Rajanbabu Anupama, Agarwal Reshu
Department of Gynecologic Oncology, Amrita Institute of Medical Sciences, Amrita Vishwavidyapeetham, Kochi, Kerala, India.
Department of Gynecologic Oncology, Amrita Institute of Medical Sciences, Amrita Vishwavidyapeetham, Kochi, Kerala, India.
Eur J Obstet Gynecol Reprod Biol. 2018 May;224:77-80. doi: 10.1016/j.ejogrb.2018.03.017. Epub 2018 Mar 13.
Sentinel node mapping is emerging as the alternative to lymphadenectomy in endometrial cancer. The objective of our study is to validate of the sentinel node mapping surgical algorithm and also to compare the performance of the algorithm against endometrial cancer risk subtypes DESIGN: This is a prospective interventional study carried out at a Single University teaching hospital. All patients with apparent early stage endometrial cancer who underwent robotic assisted surgical staging were included. Intracervical injection of Indocyanine Green dye and sentinel node identification and biopsy was done for all study patients. The node positive rate when using SLN mapping alone versus SLN mapping algorithm were compared. The node positivity was compared against various risk subtypes of endometrial cancer.
69 patients were included in the study. In 95.7% patients SLN was detected with a bilateral detection rate of 87.9%. 10 patients had nodal positivity, among which 7 were identified by SLN mapping alone. The algorithm captured all 10 patients with positive LNs, yielding a node positivity rate of 14.9%, sensitivity and NPV of 100%. For SLN mapping alone the sensitivity was 77.8%, false negative rate (FNR) 22.2%, and NPV 96.6%. In low- and intermediate-risk subtypes SLN mapping as well as algorithm identified all node positive patients, but in high-risk endometrial cancers the SLN mapping technique alone had a sensitivity of 57.1% and false-negative rate of 42.9% when compared with 100% sensitivity for the SLN mapping algorithm.
When doing SLN mapping and biopsy during endometrial cancer staging surgery it is essential that the steps mentioned in the SLN mapping algorithm are followed as SLN mapping alone seems to have a limitation in detecting positive nodes especially in high risk subtypes of endometrial cancer. Even with the lack of survival data, based on the performance of SLN mapping surgical algorithm (even if ultrastaging facility is not available), it seems to be a better technique in detecting metastatic nodes, giving prognostic information, and enabling accurate adjuvant treatment.
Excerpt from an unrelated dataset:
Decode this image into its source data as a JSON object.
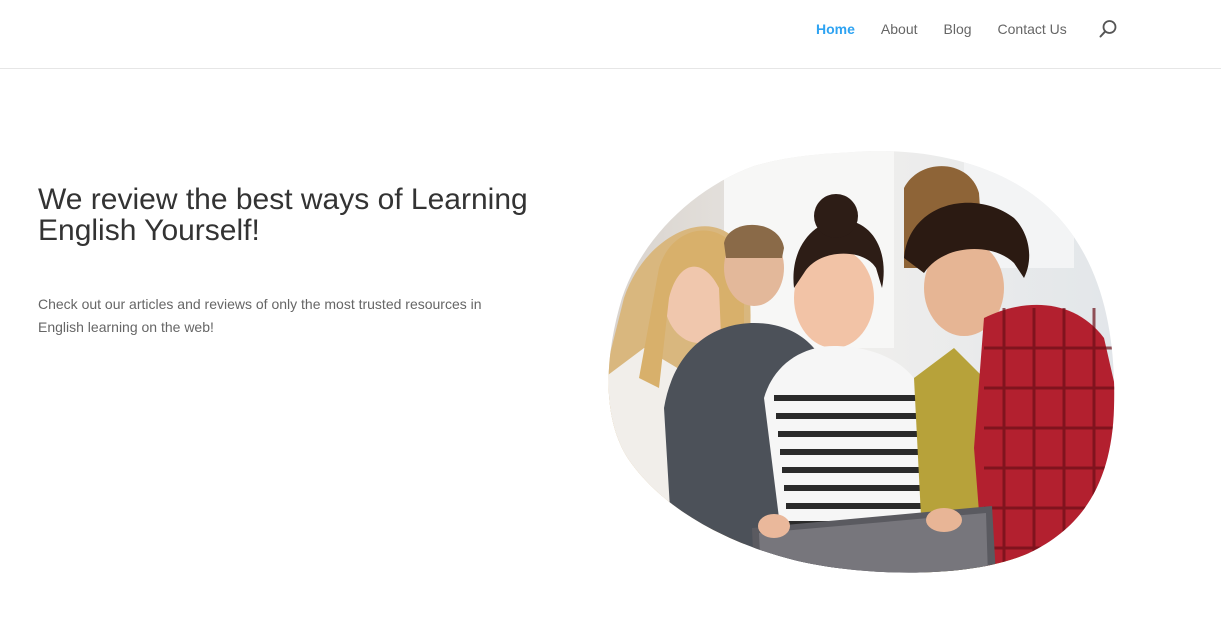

前哨淋巴结 mapping 正逐渐成为子宫内膜癌淋巴结切除术的替代方法。我们研究的目的是验证前哨淋巴结 mapping 手术算法,并将该算法的性能与子宫内膜癌风险亚型进行比较。
这是一项在单一大学教学医院进行的前瞻性干预研究。纳入所有接受机器人辅助手术分期的早期子宫内膜癌患者。对所有研究患者进行宫颈内注射吲哚菁绿染料,并进行前哨淋巴结识别和活检。比较单独使用前哨淋巴结 mapping 与前哨淋巴结 mapping 算法时的淋巴结阳性率。将淋巴结阳性情况与子宫内膜癌的各种风险亚型进行比较。
69 例患者纳入研究。95.7%的患者检测到前哨淋巴结,双侧检测率为 87.9%。10 例患者有淋巴结阳性,其中 7 例仅通过前哨淋巴结 mapping 识别。该算法捕获了所有 10 例淋巴结阳性患者,淋巴结阳性率为 14.9%,敏感性和阴性预测值均为 100%。单独进行前哨淋巴结 mapping 时,敏感性为 77.8%,假阴性率(FNR)为 22.2%,阴性预测值为 96.6%。在低风险和中风险亚型中,前哨淋巴结 mapping 以及算法均识别出所有淋巴结阳性患者,但在高风险子宫内膜癌中,与前哨淋巴结 mapping 算法 100%的敏感性相比,单独的前哨淋巴结 mapping 技术敏感性为 57.1%,假阴性率为 42.9%。
在子宫内膜癌分期手术中进行前哨淋巴结 mapping 和活检时,必须遵循前哨淋巴结 mapping 算法中提到的步骤,因为单独的前哨淋巴结 mapping 在检测阳性淋巴结方面似乎存在局限性,尤其是在子宫内膜癌的高风险亚型中。即使缺乏生存数据,基于前哨淋巴结 mapping 手术算法的性能(即使没有超分期设备),它似乎是检测转移淋巴结、提供预后信息和实现准确辅助治疗的更好技术。